Python allows you to script every step of a data-processing or analysis pipeline: from importing raw datasets and performing statistical operations on these, through to generating figures and exporting results. And it is *via* platforms like **GitHub**, that these scripts can be fully version-controlled, shared and reused, forming a transparent and traceable record of your analysis. As part of this course, you'll learn how to write clean, well-documented code that supports reproducible research and scientific practice; whether this is strictly for your own use, or sharing your code with others.

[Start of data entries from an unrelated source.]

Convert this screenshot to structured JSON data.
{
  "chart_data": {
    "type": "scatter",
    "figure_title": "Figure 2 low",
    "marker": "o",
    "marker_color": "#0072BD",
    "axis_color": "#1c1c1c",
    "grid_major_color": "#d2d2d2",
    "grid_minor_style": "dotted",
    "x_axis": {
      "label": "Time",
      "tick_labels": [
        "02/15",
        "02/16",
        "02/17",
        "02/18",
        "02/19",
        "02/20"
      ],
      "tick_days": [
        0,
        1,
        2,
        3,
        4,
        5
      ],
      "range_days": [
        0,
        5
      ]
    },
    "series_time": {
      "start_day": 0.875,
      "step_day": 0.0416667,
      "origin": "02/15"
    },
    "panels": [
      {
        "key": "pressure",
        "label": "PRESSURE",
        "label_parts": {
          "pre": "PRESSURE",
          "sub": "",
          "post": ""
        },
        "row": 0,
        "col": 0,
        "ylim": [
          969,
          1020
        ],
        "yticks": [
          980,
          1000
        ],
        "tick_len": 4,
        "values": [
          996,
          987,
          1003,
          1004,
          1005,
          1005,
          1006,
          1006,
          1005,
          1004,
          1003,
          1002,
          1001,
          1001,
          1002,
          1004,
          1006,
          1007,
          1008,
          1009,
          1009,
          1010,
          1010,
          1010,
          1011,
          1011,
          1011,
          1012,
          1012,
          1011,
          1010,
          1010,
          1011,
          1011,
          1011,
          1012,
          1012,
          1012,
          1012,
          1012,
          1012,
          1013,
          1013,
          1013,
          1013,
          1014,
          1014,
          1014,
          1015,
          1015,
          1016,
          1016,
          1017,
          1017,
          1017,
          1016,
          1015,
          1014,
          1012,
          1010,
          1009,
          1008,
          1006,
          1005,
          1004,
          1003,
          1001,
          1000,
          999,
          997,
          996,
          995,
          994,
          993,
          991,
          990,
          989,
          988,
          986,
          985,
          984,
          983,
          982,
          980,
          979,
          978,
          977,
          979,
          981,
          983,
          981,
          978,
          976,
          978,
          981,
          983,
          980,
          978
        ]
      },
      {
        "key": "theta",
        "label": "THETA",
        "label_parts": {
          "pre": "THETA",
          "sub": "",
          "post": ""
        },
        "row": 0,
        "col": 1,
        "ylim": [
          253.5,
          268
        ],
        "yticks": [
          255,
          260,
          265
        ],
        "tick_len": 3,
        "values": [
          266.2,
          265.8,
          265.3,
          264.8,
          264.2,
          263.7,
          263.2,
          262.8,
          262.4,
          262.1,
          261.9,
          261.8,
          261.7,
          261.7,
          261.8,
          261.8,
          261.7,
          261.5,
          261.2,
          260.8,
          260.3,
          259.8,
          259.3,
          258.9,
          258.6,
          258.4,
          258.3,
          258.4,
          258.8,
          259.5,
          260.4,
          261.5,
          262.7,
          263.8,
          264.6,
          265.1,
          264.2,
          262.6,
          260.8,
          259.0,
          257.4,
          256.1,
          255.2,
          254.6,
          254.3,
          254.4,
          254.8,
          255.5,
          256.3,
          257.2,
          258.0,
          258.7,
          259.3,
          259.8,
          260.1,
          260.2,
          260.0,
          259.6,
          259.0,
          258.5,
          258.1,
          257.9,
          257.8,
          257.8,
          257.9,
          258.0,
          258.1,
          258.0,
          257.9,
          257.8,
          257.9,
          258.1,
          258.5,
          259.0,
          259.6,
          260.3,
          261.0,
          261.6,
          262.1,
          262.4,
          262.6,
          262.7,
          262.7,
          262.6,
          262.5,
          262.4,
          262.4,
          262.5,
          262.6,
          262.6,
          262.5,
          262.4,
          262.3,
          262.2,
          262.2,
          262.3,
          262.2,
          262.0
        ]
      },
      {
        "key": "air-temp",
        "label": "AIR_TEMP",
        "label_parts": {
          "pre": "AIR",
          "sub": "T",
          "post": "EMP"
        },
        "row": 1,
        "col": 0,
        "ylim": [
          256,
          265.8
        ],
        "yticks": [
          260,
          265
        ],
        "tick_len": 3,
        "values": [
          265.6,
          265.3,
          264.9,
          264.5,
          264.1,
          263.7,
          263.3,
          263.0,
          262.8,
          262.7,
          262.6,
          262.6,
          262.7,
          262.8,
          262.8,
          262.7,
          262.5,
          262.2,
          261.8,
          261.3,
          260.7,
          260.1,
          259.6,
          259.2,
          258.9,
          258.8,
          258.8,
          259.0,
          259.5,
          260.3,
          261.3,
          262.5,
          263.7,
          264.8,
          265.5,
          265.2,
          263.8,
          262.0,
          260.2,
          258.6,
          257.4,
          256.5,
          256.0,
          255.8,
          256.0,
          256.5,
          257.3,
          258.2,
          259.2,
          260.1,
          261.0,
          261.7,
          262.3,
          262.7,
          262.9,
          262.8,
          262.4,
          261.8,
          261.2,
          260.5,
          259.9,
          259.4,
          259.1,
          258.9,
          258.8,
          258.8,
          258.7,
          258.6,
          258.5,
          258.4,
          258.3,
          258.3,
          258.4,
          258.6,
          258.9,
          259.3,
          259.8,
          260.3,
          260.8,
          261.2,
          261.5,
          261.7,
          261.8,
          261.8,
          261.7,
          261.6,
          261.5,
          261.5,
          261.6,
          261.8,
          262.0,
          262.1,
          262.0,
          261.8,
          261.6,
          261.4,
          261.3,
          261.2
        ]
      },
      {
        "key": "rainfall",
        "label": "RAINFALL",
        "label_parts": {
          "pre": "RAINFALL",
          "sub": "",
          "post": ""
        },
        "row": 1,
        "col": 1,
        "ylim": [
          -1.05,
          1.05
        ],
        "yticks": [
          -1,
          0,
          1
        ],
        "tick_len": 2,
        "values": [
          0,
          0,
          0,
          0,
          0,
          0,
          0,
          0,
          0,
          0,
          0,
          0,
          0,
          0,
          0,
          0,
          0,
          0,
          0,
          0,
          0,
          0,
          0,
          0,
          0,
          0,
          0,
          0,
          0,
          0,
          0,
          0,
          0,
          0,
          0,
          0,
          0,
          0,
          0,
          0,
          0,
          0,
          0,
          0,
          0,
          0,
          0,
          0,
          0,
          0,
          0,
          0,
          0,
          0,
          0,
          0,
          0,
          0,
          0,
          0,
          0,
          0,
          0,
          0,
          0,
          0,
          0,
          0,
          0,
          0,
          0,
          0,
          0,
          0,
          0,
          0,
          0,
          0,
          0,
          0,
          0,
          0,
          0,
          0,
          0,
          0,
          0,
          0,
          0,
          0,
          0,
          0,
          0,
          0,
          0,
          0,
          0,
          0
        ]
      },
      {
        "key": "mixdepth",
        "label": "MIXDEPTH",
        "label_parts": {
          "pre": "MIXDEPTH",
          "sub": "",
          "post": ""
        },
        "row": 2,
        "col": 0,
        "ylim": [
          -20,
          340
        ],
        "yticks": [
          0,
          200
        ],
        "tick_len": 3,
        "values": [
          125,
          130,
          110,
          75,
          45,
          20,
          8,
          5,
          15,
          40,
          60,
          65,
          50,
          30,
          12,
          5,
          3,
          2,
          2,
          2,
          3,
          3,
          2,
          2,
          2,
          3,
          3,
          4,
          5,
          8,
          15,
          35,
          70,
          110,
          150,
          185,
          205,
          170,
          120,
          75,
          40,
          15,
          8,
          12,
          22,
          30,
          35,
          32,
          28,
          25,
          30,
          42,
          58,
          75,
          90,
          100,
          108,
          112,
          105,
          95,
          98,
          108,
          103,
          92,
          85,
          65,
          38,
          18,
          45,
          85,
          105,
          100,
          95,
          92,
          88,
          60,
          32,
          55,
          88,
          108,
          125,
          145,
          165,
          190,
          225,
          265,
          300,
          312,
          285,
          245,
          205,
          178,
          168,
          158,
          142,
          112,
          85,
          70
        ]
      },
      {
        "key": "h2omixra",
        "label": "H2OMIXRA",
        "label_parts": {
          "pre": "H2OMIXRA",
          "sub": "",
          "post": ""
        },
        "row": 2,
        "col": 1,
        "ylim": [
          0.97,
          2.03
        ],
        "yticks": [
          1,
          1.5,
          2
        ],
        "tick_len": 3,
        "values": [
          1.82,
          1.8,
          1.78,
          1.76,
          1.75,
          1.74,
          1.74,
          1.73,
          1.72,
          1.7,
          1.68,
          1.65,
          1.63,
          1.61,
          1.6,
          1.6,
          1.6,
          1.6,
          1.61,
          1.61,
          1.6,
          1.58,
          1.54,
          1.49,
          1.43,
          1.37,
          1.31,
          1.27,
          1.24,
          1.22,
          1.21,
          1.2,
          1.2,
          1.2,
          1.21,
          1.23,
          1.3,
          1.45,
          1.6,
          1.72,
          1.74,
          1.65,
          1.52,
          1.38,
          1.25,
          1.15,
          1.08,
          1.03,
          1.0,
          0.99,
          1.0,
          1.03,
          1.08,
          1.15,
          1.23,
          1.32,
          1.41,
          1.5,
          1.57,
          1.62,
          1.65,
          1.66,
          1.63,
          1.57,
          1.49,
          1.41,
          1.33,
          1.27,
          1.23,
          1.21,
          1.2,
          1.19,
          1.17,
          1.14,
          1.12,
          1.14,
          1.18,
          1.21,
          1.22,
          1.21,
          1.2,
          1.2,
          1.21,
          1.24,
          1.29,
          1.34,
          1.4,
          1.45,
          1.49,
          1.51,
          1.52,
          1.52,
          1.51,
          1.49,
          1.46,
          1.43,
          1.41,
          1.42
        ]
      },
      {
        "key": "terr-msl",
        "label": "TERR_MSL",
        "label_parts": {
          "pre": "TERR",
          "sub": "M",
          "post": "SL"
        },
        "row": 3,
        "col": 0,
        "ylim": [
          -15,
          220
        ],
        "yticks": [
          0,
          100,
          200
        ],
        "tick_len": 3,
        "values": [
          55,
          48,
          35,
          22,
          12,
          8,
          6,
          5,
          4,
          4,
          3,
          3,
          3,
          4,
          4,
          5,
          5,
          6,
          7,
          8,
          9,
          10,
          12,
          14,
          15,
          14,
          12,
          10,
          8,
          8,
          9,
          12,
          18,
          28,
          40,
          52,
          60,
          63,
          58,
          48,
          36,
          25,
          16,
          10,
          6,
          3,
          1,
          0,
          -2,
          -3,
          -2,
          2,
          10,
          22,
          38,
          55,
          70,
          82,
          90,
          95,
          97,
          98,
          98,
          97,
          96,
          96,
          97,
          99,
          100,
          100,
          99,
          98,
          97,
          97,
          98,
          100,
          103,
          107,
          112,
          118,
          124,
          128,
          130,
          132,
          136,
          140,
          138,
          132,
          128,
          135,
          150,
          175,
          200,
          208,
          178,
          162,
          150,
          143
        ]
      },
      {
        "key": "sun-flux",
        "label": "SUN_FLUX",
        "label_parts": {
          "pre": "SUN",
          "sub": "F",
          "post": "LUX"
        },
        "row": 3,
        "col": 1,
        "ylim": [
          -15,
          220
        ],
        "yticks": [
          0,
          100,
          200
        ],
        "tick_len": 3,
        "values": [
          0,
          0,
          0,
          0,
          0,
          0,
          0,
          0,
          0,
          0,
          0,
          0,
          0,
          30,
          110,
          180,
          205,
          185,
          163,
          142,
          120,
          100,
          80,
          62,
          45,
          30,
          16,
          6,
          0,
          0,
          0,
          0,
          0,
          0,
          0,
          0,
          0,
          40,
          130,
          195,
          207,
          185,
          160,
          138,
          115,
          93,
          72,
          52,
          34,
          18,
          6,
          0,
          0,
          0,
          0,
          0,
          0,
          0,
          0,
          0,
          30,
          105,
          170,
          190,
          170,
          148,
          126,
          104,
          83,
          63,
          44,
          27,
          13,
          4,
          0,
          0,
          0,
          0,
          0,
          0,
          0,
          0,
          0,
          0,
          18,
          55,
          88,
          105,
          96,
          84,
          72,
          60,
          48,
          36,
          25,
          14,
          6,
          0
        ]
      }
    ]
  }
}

Python's interaction with other languages and programs is also one of its more attractive features. It is often seen as a 'glue' language, integrating with other popular tools and platforms used in bioscience research. Whether you're interfacing with **R** for statistical methods, calling established command-line tools for sequence alignment, or processing imaging data, Python makes it possible to build seamless and efficient workflows across these. Its compatibility with web-based environments such as Jupyter Notebooks and cloud platforms like GitHub and Azure means your work can scale -- from local experiments to large, collaborative projects. Throughout the course, we'll explore these tools in practice, helping you build research workflows that are not only powerful but also accessible and future-proof.

## Community

Python's success is strongly linked to its global community. There are millions of Python users around the world, contributing to a rich ecosystem of libraries, tutorials, forums and collaborative projects. Platforms like **GitHub** and **Stack Overflow** provide access to an enormous body of shared knowledge, allowing newcomers to find help quickly and build on others' work.

This community-driven model ensures that Python remains at the cutting edge of research and development. For those in biosciences and medicine, this means being part of a digital ecosystem where new methods are constantly being innovated, shared, updated and improved by peers across the globe.